July 31, 2007 at 11:47 am by Wayne Garcia

Our own Bar Tab maniac slipped by my cubicle this morning and dropped a Ron Paul for President biz card on my desk. He found it underneath is windshield wiper after a session drinking at the International Plaza (which he found hellish and which he will document in Wednesday’s issue of Creative Loafing). “Ron Paul 2008: Hope for America,” it starts.

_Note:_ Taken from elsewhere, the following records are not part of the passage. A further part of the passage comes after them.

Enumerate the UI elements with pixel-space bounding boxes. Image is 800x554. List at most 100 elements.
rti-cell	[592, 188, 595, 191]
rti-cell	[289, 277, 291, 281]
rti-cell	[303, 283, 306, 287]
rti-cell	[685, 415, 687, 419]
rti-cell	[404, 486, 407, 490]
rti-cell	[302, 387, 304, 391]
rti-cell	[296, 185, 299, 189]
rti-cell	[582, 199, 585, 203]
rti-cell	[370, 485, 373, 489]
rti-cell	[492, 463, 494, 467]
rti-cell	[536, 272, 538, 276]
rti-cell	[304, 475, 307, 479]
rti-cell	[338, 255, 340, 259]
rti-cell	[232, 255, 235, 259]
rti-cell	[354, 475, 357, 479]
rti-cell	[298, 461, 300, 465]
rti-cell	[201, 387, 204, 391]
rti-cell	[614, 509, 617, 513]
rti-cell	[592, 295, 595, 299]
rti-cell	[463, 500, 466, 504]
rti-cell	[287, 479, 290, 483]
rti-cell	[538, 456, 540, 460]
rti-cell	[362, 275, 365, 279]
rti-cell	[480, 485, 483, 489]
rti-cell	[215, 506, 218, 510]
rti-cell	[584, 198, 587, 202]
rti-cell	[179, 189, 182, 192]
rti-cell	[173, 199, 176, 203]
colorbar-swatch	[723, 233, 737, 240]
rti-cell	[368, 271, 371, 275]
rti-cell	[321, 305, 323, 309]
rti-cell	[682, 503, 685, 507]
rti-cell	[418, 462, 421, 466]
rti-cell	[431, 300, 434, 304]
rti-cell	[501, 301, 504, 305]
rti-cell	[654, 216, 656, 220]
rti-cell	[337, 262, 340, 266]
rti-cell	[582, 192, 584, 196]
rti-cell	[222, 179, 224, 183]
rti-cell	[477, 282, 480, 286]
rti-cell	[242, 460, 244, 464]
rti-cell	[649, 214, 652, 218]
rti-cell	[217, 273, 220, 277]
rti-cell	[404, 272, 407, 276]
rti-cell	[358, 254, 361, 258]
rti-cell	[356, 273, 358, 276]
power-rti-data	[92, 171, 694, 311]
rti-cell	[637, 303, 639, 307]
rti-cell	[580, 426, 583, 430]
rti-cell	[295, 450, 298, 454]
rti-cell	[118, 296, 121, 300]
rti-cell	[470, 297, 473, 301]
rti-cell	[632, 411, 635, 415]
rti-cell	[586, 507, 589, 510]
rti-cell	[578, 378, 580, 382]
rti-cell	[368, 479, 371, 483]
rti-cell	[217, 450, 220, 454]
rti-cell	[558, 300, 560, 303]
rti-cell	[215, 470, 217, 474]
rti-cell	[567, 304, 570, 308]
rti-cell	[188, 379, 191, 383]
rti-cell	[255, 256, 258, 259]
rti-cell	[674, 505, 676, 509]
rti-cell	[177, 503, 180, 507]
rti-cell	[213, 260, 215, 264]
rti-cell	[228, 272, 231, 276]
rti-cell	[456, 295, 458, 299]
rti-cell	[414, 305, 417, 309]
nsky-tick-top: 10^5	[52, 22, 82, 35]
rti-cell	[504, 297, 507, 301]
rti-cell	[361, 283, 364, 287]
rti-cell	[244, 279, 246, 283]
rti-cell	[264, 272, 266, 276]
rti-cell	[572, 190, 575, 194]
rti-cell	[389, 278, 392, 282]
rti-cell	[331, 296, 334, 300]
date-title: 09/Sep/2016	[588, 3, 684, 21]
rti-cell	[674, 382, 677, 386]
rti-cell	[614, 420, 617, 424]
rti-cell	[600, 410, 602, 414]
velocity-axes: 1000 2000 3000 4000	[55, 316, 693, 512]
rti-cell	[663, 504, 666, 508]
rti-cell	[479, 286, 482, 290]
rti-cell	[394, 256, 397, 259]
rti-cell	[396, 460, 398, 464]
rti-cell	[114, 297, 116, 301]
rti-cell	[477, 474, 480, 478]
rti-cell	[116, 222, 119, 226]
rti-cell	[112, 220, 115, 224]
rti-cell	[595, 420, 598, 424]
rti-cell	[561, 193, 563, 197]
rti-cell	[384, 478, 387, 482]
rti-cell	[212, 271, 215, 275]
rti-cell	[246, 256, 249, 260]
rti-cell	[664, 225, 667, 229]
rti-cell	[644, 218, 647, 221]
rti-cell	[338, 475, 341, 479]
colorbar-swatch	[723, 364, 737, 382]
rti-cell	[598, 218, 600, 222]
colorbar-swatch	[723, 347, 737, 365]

It reminded me of just how rabid Paul’s supporters are. Not only are they buying these cards themselves (at 3-7 cents a pop, depending on the order quantity, operators are standing by), they are out and about slipping them under wipers all over the Tampa Bay area. That is when they are not planting Ron Paul yard signs all over Pinellas.

Just who is Paul anyway that he should inspire what appears to be a small but highly motivated netroots movement? My latest “Next President” installment in tomorrow’s paper will explore just that question. Here’s a sample:

If the 2008 presidential primaries were held solely on the Internet, it’s likely that a famously libertarian, 71-year-old ob-gyn and congressman from Texas who most of America has never heard of would win the Republican nomination.

It’s not surprising that so many in the nondigital world have never heard ofron-paul-small.jpg Dr. Ron Paul, despite the fact that he is a huge hit online. Scientific polls across the nation — when and if they even include his name in the crowded GOP field — usually give him a score somewhere around … nothing.

But in online surveys and in dozens of meet-up groups across Florida, Paul is practically worshipped as the last, best hope to get our nation back on the track envisioned by the United States’ founders. He even has more campaign cash in the bank than the better-known John McCain, whose campaign is collapsing because of his support for the Iraq War.

Paul beat Rudy Giuliani, the G.O.P. frontrunner in most polls, by a 2-1 margin in an MSNBC Internet survey taken after the first Republican presidential debate in May. He had higher positives and lower negatives than any candidate after the debate, while just 9 percent of the voters were positive about him before, according to the unscientific MSNBC poll in which more than 96,000 votes were cast. An ABC online survey afterward was even more impressive for Paul: He received 25,700 winning votes. Second place went to “Doesn’t matter because I’m not voting to put any Republican in the White House.” It received 1,987 votes.

So if Paul is so clearly winning debates and support, why does nobody in the mainstream press give him a chance in hell to win, and why don’t scientific polls reflect his popularity? That’s what his supporters want to know, even if most pollsters and political scientists would scoff at such questions.